DETERMINING WHETHER RIPPLES WERE DEPOSITED BY A CURRENT, WAVE ACTION, OR COMBINED FLOW...

 Photo 1: Dr. Isbell explains the different types of ripples and how to calculate ripple indices to Jim, Carrie, Quinton, and Joe. Ripples may be deposited  by: A Current Wave Action Combined Flow--may be current-dominated or wave-dominated  We can determine how  ripples were deposited by: Calculating the ripple index Calculating the average ripple index Interpreting the results

 Photo 2: (Left to right) Joe, Jim, Quinton, and Gina try to find ideal ripples to measure at  Laurel Lake Spillway in Kentucky. STEP 1: Choose a good ripple to measure.  A good ripple is an "average" ripple, or a ripple that is representative of a particular location.

 STEP 2: Determine the stoss and lee sides of the ripple. The stoss side has a gentle slope, and the lee side has a steep slope.  The stoss and lee sides also help you determine the direction of flow.

 STEP 3: Take the measurements of the stoss side length, lee side length, and  height.  Our class made pencil marks on the actual ripples so we knew where to start and end our measurements.

 Photo 3:  Measuring ripple height using the "Ripple Measuring Instrument." How To Take Measurements: Ripple length and height can be determined by using the "Ripple Measuring Instrument" as shown in the photo on the left.  The ripple height in the photo is about .75 cm.

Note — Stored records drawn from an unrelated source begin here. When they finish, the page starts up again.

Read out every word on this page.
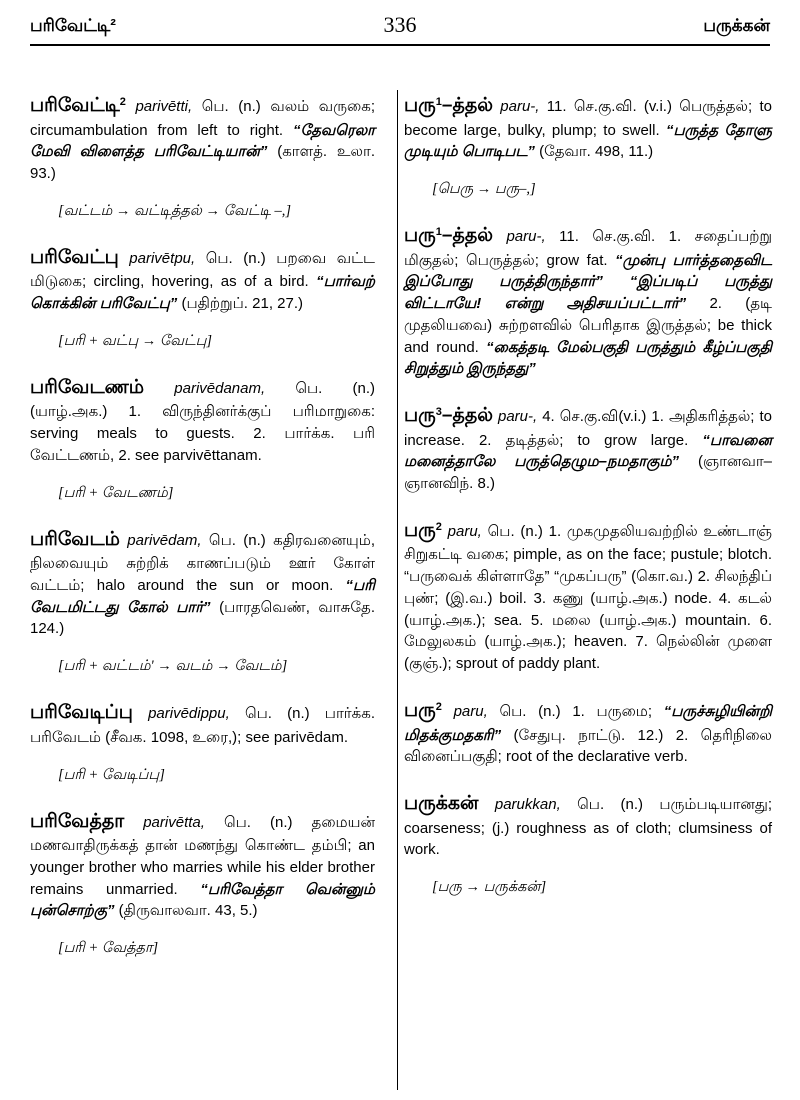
பரிவேட்டி²	336	பருக்கன்
பரிவேட்டி$^2$ parivētti, பெ. (n.) வலம் வருகை; circumambulation from left to right. “தேவரெலா மேவி விளைத்த பரிவேட்டியான்” (காளத். உலா. 93.)
[வட்டம் → வட்டித்தல் → வேட்டி –,]
பரிவேட்பு parivētpu, பெ. (n.) பறவை வட்ட மிடுகை; circling, hovering, as of a bird. “பார்வற் கொக்கின் பரிவேட்பு” (பதிற்றுப். 21, 27.)
[பரி + வட்பு → வேட்பு]
பரிவேடணம் parivēdanam, பெ. (n.) (யாழ்.அக.) 1. விருந்தினர்க்குப் பரிமாறுகை: serving meals to guests. 2. பார்க்க. பரி வேட்டணம், 2. see parvivēttanam.
[பரி + வேடணம்]
பரிவேடம் parivēdam, பெ. (n.) கதிரவனையும், நிலவையும் சுற்றிக் காணப்படும் ஊர் கோள் வட்டம்; halo around the sun or moon. “பரி வேடமிட்டது கோல் பார்” (பாரதவெண், வாசுதே. 124.)
[பரி + வட்டம்' → வடம் → வேடம்]
பரிவேடிப்பு parivēdippu, பெ. (n.) பார்க்க. பரிவேடம் (சீவக. 1098, உரை,); see parivēdam.
[பரி + வேடிப்பு]
பரிவேத்தா parivētta, பெ. (n.) தமையன் மணவாதிருக்கத் தான் மணந்து கொண்ட தம்பி; an younger brother who marries while his elder brother remains unmarried. “பரிவேத்தா வென்னும் புன்சொற்கு” (திருவாலவா. 43, 5.)
[பரி + வேத்தா]
பரு$^1$–த்தல் paru-, 11. செ.கு.வி. (v.i.) பெருத்தல்; to become large, bulky, plump; to swell. “பருத்த தோளு முடியும் பொடிபட” (தேவா. 498, 11.)
[பெரு → பரு–,]
பரு$^1$–த்தல் paru-, 11. செ.கு.வி. 1. சதைப்பற்று மிகுதல்; பெருத்தல்; grow fat. “முன்பு பார்த்ததைவிட இப்போது பருத்திருந்தார்” “இப்படிப் பருத்து விட்டாயே! என்று அதிசயப்பட்டார்” 2. (தடி முதலியவை) சுற்றளவில் பெரிதாக இருத்தல்; be thick and round. “கைத்தடி மேல்பகுதி பருத்தும் கீழ்ப்பகுதி சிறுத்தும் இருந்தது”
பரு$^3$–த்தல் paru-, 4. செ.கு.வி(v.i.) 1. அதிகரித்தல்; to increase. 2. தடித்தல்; to grow large. “பாவனை மனைத்தாலே பருத்தெழும–நமதாகும்” (ஞானவா–ஞானவிந். 8.)
பரு$^2$ paru, பெ. (n.) 1. முகமுதலியவற்றில் உண்டாஞ் சிறுகட்டி வகை; pimple, as on the face; pustule; blotch. “பருவைக் கிள்ளாதே” “முகப்பரு” (கொ.வ.) 2. சிலந்திப் புண்; (இ.வ.) boil. 3. கணு (யாழ்.அக.) node. 4. கடல் (யாழ்.அக.); sea. 5. மலை (யாழ்.அக.) mountain. 6. மேலுலகம் (யாழ்.அக.); heaven. 7. நெல்லின் முளை (குஞ்.); sprout of paddy plant.
பரு$^2$ paru, பெ. (n.) 1. பருமை; “பருச்சுழியின்றி மிதக்குமதகரி” (சேதுபு. நாட்டு. 12.) 2. தெரிநிலை வினைப்பகுதி; root of the declarative verb.
பருக்கன் parukkan, பெ. (n.) பரும்படியானது; coarseness; (j.) roughness as of cloth; clumsiness of work.
[பரு → பருக்கன்]
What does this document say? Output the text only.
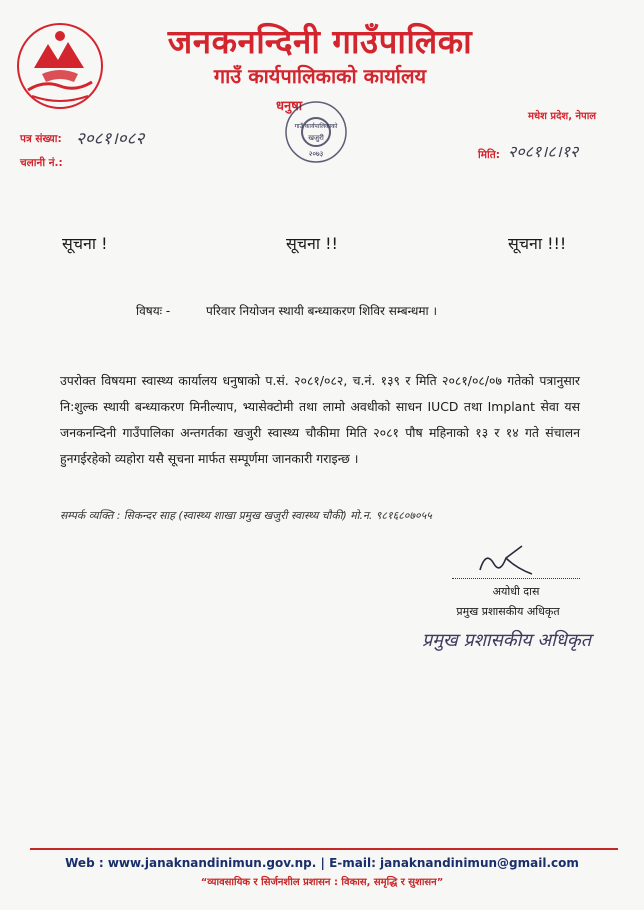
जनकनन्दिनी गाउँपालिका
गाउँ कार्यपालिकाको कार्यालय
धनुषा
मधेश प्रदेश, नेपाल
गाउँ कार्यपालिकाको
खजुरी
२०७३
पत्र संख्या: २०८१।०८२
चलानी नं.:
मिति: २०८१।८।१२
सूचना !	सूचना !!	सूचना !!!
विषयः -	परिवार नियोजन स्थायी बन्ध्याकरण शिविर सम्बन्धमा ।
उपरोक्त विषयमा स्वास्थ्य कार्यालय धनुषाको प.सं. २०८१/०८२, च.नं. १३९ र मिति २०८१/०८/०७ गतेको पत्रानुसार नि:शुल्क स्थायी बन्ध्याकरण मिनील्याप, भ्यासेक्टोमी तथा लामो अवधीको साधन IUCD तथा Implant सेवा यस जनकनन्दिनी गाउँपालिका अन्तगर्तका खजुरी स्वास्थ्य चौकीमा मिति २०८१ पौष महिनाको १३ र १४ गते संचालन हुनगईरहेको व्यहोरा यसै सूचना मार्फत सम्पूर्णमा जानकारी गराइन्छ ।
सम्पर्क व्यक्ति : सिकन्दर साह (स्वास्थ्य शाखा प्रमुख खजुरी स्वास्थ्य चौकी) मो.न. ९८१६८०७०५५
अयोधी दास
प्रमुख प्रशासकीय अधिकृत
प्रमुख प्रशासकीय अधिकृत
Web : www.janaknandinimun.gov.np. | E-mail: janaknandinimun@gmail.com
“व्यावसायिक र सिर्जनशील प्रशासन : विकास, समृद्धि र सुशासन”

 STEP 4: Calculate the ripple indices where:  L = ripple length (stoss side + lee side)  H = ripple height  L / H = ripple index      Note: all of our measurements were taken in centimeters.

 Photo 4: Kim recording and interpreting data. STEP 5: Interpret your results.  If the average ripple index is:   < 4, the ripples were deposited by wave action.  > 15, the ripples were deposited by a current. 4-15, the ripples were deposited by combined flow. Our Conclusions for the ripples found at Laurel Lake Spillway:  **The average ripple index was 8.33, which means they were most likely deposited by combined flow.